Stifling expenses and a slowdown in transactional work during the first quarter could sink profit growth for the rest of the year, according to a new analysis of legal industry performance.
The Law Firm Financial Index (previously the Peer Monitor Index) published Monday found even robust demand growth during the first part of 2022 wasn’t enough to counteract a decline in M&A, a cooling in corporate work and nearly double-digit overhead and direct expense increases from last year.
The report stated “many market fundamentals remain strong,” including a three-year high in Q1 demand growth (2.7%), plus positive rates and productivity. But the quarterly composite score of law firm profitability declined for the third straight time, to 46—its lowest point since 2009.
Direct expenses were “the most notable” influence on that score, the report stated, increasing 13.1% after large bonuses and multiple associate pay scale increases went into effect. Overhead also increased 9.9% overall, on the back of staggering increases in recruiting (121.3%), business and marketing development (75%), office expenses (31.1%) and support staff benefits (13.4%), among others.
Along with inflation, which is currently outpacing the 5% billing rate growth in the industry, a 5.7% decline in M&A and a relatively cool 2.2% increase in corporate work, firm profitability is on “shaky” footing, said Bill Josten, strategic content manager for Thomson Reuters, which produced the financial index report.

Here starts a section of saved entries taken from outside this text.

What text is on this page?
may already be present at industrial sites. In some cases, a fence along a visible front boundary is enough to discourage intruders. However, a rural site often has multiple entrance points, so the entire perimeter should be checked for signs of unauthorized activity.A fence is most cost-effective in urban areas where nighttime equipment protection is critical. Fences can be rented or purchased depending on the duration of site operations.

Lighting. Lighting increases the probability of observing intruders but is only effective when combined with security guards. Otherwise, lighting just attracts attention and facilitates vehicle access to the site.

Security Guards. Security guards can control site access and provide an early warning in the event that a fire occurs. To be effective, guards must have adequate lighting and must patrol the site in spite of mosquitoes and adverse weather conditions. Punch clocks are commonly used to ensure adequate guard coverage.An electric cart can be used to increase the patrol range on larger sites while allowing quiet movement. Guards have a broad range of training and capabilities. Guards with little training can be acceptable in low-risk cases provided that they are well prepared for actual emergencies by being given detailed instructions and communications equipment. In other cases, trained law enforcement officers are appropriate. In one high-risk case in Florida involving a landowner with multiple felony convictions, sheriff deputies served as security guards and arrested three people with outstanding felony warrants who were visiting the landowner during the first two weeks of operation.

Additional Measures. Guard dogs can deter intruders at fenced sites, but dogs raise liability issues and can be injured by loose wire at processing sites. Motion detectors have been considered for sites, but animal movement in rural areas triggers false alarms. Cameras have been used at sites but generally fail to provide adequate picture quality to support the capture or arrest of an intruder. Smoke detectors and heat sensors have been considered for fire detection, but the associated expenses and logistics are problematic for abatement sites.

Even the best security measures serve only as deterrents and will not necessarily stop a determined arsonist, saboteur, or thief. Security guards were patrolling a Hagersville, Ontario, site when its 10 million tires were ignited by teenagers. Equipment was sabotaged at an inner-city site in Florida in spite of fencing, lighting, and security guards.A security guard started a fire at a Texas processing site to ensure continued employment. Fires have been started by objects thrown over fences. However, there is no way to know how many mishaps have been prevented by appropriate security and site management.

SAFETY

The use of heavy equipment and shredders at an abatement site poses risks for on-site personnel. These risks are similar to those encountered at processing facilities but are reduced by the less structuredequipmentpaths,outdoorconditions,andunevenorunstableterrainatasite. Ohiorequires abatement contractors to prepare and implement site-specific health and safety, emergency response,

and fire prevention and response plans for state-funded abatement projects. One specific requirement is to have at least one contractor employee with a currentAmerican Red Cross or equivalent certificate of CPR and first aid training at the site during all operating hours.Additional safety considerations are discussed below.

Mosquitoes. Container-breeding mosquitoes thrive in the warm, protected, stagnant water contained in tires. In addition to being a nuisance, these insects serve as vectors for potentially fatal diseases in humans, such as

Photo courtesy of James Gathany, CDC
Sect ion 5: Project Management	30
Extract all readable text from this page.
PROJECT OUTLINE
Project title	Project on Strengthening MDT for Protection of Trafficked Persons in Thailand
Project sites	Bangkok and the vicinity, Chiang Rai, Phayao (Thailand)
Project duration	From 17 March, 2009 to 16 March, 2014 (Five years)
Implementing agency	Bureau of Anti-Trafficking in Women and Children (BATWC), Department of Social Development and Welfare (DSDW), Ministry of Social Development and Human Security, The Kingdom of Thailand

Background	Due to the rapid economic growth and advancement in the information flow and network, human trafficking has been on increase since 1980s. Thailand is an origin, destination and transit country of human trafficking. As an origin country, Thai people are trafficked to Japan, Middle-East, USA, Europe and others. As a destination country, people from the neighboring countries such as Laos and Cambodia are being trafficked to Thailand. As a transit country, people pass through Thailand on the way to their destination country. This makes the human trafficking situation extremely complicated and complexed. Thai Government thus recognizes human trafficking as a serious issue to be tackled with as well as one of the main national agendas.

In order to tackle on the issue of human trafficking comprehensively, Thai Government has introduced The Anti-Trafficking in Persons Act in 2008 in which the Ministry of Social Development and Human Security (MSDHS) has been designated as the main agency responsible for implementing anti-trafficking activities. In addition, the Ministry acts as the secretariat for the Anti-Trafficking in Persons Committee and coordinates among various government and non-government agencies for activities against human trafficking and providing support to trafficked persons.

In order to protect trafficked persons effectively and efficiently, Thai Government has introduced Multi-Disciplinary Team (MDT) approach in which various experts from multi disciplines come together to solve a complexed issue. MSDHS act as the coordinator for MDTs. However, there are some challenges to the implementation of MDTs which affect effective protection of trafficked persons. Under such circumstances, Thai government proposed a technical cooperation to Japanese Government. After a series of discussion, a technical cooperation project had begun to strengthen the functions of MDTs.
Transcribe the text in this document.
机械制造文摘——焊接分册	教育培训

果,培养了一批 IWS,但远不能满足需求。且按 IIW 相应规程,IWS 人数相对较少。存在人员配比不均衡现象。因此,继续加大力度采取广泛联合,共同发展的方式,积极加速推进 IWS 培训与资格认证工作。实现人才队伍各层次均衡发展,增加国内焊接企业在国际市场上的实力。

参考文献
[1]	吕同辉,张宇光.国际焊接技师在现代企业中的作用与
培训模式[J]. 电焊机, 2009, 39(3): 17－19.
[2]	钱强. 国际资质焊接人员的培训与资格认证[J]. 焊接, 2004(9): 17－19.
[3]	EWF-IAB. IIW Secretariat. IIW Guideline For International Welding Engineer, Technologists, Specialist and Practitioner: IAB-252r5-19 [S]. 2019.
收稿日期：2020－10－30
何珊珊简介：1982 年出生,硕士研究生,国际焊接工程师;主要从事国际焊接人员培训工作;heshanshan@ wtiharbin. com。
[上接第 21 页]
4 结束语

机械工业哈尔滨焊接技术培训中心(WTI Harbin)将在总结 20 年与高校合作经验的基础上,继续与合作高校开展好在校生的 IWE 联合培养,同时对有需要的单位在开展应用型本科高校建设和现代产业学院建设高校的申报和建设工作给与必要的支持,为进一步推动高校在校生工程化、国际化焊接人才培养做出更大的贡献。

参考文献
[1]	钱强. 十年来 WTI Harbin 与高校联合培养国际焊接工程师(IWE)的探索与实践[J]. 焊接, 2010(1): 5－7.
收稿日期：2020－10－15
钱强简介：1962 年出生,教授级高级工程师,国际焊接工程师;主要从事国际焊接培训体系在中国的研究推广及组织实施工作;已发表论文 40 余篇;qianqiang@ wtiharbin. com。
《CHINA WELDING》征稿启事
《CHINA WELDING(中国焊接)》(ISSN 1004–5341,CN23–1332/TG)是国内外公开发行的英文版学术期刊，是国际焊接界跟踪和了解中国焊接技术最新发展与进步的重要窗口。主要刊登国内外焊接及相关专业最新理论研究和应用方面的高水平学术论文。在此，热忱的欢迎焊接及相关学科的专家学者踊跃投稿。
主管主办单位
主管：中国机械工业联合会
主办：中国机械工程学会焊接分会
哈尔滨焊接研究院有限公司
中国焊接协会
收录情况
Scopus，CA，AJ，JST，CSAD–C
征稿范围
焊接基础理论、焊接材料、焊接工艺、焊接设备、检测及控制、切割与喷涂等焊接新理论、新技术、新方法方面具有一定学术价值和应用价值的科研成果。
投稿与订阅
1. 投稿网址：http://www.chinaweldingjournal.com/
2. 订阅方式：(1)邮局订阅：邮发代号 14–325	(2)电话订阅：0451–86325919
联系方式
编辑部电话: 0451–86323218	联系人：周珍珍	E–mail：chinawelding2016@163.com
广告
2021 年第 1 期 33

“I’m usually loathe to talk about things like profits per equity partner, because it’s so prospective at this point,” Josten said in an interview. “But with all these things combined, if those trends persist throughout the year, that could have a very noticeable impact on the growth potential of profits per equity partner.”
The report noted that in addition to the 2.2% growth in corporate, real estate (7.9%) and labor and employment (1.0%) transactions also increased relative to Q1 last year, and litigation grew 2.2% compared with that period at the start of 2021.
The analysts have previously questioned whether the perpetual compensation increases during Big Law’s war for talent are sustainable, and they reiterated in Monday’s report that it’s “anyone’s guess” how long the cycle will last. Regardless, they wrote, the recent increases “will likely be felt for several quarters to come,” the report stated.
Josten noted that some of the overhead expenses dropped so precipitously during the pandemic that any type of recovery would show a large growth factor, and that on a dollars per lawyer basis, those expenses still hadn’t recovered to where they were leading into 2020.
They may not get all the way there, he added. But he noted they’ve still got room to grow even further. “I think that’s almost inevitable, that we’ll see increases in overhead expenses,” he said.
Josten said analysts will continue to key in on those costs, as well as the costs of talent and the trajectory of transactional work throughout 2022. The report concluded by noting there were multiple “anomalous” results calculated in this quarter, such as the triple-digit growth figure for recruiting expenses, that would have been excluded as outliers in previous versions of the report.
“Indeed, 2022 is setting some odd precedents, and indications are that we likely have not seen the last of these complex shifts,” the report stated. “If these trends continue unabated, law firm profitability growth could mirror the index’s downward plunge.”